2. Erm, those films in which the protagonist offends the wrong people and receives a warning message daubed on their house.
Not content with annoying the magpies, the parakeets, the foxes and the dogs, and despite being Côned, Louis Catorze has now pissed off the squirrels. And this was their grim reminder that they are not to be messed with:
We have seen news stories about nature reclaiming the planet now that we humans have retreated into our homes (for example, those goats in that town in Wales: https://www.bbc.co.uk/news/av/uk-wales-52109712/coronavirus-goats-take-over-deserted-llandudno) and it seems that our answer to that is the squirrels. They are the new gangland bosses who rule the lawless streets of TW8, and they appear to have teamed up with the magpies and the parakeets to form a united force against their common foe: cats.
(It also doesn’t help that relations between Cocoa the babysit cat and the squirrels are acrimonious, to say the least. He can name murder, actual bodily harm, kidnapping and unlawful imprisonment among his crimes against squirrels, so you can’t really blame them for not liking cats.)

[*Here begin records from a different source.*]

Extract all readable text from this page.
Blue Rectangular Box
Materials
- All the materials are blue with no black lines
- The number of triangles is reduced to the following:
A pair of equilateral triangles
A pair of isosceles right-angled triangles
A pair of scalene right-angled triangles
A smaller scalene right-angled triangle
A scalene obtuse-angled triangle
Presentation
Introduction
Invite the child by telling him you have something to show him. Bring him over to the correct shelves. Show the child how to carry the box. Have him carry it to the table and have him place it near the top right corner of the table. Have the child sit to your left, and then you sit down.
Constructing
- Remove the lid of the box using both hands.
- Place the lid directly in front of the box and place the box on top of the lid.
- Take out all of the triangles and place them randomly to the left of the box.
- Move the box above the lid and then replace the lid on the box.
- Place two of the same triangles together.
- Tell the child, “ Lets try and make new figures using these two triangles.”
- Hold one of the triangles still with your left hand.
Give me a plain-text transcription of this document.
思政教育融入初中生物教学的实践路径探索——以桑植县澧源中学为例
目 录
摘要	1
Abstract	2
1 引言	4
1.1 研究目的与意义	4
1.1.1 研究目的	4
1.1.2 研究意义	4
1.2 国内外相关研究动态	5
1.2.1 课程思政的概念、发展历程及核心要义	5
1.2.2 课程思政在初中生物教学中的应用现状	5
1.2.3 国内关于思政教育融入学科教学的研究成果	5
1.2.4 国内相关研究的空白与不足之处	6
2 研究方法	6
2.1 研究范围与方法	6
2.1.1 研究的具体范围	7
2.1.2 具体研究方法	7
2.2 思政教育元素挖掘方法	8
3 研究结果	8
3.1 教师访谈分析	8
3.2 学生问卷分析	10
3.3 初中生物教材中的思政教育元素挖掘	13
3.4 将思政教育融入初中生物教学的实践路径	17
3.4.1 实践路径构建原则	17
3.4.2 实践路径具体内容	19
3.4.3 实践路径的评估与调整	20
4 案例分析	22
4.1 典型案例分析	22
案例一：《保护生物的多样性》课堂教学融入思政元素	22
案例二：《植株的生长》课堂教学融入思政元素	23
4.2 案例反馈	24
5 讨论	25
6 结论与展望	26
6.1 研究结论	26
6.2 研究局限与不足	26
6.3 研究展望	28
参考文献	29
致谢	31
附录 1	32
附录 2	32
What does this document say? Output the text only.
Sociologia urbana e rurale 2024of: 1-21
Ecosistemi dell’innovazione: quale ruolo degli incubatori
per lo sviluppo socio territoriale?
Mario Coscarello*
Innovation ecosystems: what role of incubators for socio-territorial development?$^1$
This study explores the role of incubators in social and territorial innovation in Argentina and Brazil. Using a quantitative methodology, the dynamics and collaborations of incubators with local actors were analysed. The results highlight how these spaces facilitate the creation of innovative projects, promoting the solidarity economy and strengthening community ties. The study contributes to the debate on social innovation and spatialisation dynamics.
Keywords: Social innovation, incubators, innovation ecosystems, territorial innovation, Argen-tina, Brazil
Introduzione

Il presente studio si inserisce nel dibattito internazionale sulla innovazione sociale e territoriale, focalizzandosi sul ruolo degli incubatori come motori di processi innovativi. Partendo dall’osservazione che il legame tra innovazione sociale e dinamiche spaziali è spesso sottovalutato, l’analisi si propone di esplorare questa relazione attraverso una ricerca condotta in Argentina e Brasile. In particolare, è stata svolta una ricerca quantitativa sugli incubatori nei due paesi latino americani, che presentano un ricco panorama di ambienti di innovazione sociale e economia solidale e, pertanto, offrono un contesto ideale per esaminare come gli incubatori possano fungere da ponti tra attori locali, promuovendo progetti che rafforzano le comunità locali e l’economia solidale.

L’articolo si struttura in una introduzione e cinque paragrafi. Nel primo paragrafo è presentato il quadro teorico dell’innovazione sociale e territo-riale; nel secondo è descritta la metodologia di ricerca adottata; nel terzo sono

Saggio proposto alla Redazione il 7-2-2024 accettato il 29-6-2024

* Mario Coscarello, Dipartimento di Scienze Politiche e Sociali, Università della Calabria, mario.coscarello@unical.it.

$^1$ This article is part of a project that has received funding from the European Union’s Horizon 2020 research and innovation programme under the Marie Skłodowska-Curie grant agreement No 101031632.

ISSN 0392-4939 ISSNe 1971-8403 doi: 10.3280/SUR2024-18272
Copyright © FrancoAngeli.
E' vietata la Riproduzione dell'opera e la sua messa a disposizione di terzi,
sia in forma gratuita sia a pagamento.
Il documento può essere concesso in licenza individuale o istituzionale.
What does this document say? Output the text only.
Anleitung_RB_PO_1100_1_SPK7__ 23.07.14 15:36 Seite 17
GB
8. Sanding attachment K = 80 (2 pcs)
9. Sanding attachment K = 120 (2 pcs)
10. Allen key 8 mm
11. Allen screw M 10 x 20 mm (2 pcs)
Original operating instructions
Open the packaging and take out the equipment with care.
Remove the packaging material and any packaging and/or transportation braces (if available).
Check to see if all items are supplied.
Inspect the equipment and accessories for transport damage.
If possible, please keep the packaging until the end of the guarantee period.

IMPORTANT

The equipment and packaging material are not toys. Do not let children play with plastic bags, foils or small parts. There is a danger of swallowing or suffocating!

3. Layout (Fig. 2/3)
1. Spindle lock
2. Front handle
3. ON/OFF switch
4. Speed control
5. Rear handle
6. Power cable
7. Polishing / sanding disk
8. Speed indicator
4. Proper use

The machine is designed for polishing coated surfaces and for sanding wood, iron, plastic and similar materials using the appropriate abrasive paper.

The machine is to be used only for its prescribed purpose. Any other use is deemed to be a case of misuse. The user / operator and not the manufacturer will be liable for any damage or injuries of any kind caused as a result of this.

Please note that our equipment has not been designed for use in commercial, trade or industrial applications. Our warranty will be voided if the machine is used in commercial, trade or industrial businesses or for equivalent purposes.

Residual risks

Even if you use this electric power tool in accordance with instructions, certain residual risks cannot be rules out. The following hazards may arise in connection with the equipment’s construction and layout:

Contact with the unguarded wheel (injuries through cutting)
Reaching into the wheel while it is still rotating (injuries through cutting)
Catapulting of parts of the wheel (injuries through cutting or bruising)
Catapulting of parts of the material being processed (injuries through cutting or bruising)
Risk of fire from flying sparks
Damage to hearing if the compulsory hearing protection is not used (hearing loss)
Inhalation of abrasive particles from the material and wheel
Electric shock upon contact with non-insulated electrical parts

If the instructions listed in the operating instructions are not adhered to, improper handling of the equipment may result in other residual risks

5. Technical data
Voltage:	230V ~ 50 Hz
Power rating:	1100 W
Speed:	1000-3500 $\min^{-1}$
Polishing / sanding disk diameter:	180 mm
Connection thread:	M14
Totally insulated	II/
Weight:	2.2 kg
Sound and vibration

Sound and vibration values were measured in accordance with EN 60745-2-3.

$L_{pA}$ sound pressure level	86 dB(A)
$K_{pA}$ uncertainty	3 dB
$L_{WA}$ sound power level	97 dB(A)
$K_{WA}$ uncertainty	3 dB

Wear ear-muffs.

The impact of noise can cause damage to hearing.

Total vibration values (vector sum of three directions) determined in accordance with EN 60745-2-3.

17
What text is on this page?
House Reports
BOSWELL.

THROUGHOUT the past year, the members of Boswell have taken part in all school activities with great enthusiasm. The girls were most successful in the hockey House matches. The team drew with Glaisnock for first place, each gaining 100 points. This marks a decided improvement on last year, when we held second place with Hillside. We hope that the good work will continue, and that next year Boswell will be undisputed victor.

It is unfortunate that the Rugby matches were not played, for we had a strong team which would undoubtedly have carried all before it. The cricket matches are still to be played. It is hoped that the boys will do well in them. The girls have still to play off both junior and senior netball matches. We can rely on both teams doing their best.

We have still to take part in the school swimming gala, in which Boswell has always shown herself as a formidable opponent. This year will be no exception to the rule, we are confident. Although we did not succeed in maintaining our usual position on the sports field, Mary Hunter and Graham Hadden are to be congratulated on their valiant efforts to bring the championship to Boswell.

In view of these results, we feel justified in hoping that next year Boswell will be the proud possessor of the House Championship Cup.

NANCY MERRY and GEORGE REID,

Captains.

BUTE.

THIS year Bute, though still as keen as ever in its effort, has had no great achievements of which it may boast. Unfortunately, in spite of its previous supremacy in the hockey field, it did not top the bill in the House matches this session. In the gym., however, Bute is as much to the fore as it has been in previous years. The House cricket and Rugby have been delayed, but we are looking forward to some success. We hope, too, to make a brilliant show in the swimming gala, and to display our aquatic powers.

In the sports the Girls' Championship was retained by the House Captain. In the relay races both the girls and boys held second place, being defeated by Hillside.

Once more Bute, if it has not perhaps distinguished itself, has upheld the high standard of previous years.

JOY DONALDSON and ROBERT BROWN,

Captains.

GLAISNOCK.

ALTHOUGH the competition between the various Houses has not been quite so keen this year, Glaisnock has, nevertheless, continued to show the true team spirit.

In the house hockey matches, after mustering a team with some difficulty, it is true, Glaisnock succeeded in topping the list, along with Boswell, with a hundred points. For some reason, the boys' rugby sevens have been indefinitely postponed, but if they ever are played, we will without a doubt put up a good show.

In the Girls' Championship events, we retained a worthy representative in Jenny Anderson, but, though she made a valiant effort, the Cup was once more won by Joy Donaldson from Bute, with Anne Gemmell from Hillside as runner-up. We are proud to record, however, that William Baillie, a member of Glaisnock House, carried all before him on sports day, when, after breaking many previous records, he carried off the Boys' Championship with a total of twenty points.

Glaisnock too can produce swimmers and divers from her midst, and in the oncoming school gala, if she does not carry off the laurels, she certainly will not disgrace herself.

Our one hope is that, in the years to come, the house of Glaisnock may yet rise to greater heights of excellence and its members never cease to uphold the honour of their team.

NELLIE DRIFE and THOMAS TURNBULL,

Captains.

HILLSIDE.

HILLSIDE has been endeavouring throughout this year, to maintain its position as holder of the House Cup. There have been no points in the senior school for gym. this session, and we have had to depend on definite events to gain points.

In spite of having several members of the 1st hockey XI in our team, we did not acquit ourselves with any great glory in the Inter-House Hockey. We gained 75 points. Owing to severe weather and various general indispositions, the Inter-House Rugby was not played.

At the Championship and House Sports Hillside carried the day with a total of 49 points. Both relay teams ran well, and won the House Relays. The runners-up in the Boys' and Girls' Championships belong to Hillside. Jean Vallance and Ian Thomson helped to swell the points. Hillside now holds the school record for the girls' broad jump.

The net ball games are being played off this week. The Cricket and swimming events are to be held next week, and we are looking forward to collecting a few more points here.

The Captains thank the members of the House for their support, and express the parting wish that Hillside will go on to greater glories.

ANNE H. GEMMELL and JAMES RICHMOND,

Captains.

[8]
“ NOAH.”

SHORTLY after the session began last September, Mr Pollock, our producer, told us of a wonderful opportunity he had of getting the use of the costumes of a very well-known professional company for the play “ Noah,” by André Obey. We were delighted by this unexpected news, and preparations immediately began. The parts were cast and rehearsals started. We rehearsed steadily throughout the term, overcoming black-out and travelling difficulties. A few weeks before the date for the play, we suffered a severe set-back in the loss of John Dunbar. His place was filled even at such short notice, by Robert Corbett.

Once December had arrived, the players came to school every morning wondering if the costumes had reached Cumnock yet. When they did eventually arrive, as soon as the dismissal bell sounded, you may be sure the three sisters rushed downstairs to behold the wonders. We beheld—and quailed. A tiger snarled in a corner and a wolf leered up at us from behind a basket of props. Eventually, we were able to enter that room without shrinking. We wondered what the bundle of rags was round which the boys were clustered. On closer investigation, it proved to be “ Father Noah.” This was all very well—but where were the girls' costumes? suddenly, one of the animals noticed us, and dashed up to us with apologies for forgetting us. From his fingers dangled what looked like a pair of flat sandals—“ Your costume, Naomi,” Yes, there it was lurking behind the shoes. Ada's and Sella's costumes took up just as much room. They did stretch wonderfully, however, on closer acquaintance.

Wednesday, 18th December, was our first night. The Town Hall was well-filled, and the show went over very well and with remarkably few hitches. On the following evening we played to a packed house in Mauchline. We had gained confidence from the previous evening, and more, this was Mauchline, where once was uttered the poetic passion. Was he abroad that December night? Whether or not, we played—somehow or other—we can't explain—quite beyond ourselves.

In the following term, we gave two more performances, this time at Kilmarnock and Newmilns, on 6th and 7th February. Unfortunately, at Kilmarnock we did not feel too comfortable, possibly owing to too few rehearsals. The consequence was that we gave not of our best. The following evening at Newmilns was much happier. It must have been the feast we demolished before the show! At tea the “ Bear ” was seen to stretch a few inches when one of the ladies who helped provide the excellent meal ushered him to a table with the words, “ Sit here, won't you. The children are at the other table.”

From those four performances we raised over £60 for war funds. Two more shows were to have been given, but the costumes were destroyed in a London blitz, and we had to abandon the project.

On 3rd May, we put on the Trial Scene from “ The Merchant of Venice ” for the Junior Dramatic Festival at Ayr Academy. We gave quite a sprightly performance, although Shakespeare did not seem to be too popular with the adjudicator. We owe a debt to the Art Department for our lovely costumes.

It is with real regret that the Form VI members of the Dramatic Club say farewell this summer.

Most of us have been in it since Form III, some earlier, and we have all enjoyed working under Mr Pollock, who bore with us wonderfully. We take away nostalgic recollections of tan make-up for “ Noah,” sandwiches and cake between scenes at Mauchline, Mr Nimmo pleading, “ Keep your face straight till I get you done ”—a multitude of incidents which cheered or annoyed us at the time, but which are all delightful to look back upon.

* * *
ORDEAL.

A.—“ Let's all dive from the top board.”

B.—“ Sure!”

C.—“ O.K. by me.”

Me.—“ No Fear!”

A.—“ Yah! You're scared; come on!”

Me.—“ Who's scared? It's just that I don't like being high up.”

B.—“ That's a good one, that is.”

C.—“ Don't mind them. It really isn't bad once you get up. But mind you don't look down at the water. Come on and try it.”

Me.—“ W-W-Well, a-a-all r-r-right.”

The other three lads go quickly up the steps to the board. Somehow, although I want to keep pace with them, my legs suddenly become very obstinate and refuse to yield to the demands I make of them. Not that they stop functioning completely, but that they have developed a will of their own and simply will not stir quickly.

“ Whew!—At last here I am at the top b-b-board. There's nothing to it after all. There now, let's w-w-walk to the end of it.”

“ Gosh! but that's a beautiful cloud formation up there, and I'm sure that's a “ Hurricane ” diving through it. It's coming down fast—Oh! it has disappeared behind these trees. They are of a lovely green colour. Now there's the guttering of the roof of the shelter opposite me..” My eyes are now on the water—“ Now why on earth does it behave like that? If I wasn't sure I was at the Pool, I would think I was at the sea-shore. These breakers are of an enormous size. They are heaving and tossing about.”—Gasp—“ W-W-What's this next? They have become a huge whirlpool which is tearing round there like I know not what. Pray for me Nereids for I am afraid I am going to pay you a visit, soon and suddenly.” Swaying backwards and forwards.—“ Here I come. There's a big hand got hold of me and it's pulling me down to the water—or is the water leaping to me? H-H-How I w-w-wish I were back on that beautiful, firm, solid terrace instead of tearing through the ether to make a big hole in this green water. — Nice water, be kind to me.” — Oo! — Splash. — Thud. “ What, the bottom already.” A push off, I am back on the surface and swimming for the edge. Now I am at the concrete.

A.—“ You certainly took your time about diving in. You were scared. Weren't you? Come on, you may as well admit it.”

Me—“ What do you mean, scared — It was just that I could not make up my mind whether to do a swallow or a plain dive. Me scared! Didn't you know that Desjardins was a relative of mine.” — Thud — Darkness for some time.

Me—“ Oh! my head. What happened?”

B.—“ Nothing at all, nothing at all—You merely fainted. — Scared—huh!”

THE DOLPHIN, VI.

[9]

Not only do the squirrels seem bigger, cheekier and more prolific than ever before, but they are also noisier. Yes, squirrels have a NOISE, which is a new, and not especially pleasant, discovery to us. We have heard the abrasive part-chatter, part-rattle during Catorze’s supervised exercise yard sessions – with the little sod occasionally meowing back – and now we realise that it wasn’t just an incidental squirrely sound but a battle cry. And I dread to think what Catorze said in return. I had hoped it might have been a friendly “Bonjour” but, under the circumstances, this seems unlikely.
These are dangerous times indeed, Mesdames et Messieurs. We have been told that we must stay at home to remain safe, but I feel anything but safe knowing that the squirrels KNOW WHERE WE LIVE.
*EDIT: 48 hours after Cat Daddy cleared up the above mess, the squirrels returned and did the same again, presumably because we talked. Shit just got serious.
The good thing about having a black cat is that, when they raise hell, you can pretend it was some other cat and not yours. And the chances of anyone proving otherwise, beyond all reasonable doubt, are slim. If they raise hell at night it’s even better, because the darkness hides them and therefore there is zero proof.
However, Little Sods’ Law decrees that a black cat is most likely to raise hell as follows:
1. In broad daylight.
2. When the entire neighbourhood is at home to witness the carnage.
3. When the cat is sporting a unique piece of headgear making it impossible to mistake them for anyone else.
I turned my back for SECONDS to put the kettle on, then heard the most God-awful shrieking. When I went to investigate, I was met with this:
At least they’re 2 metres apart.
The screeching was coming from the green parakeet pictured on the wires, who was hollering at Louis Catorze with all its might. Yes, Catorze is on Oscar the dog’s territory. No, I have no idea how he got there. And, yes, he now has a new self-harm wound which means he will be Côned for EVEN LONGER until it heals.
He is now sleeping off the excitement in the living room, right where I can see him. I, in the meantime, am Googling animal cages (size: XS) and wondering if they can deliver within the hour.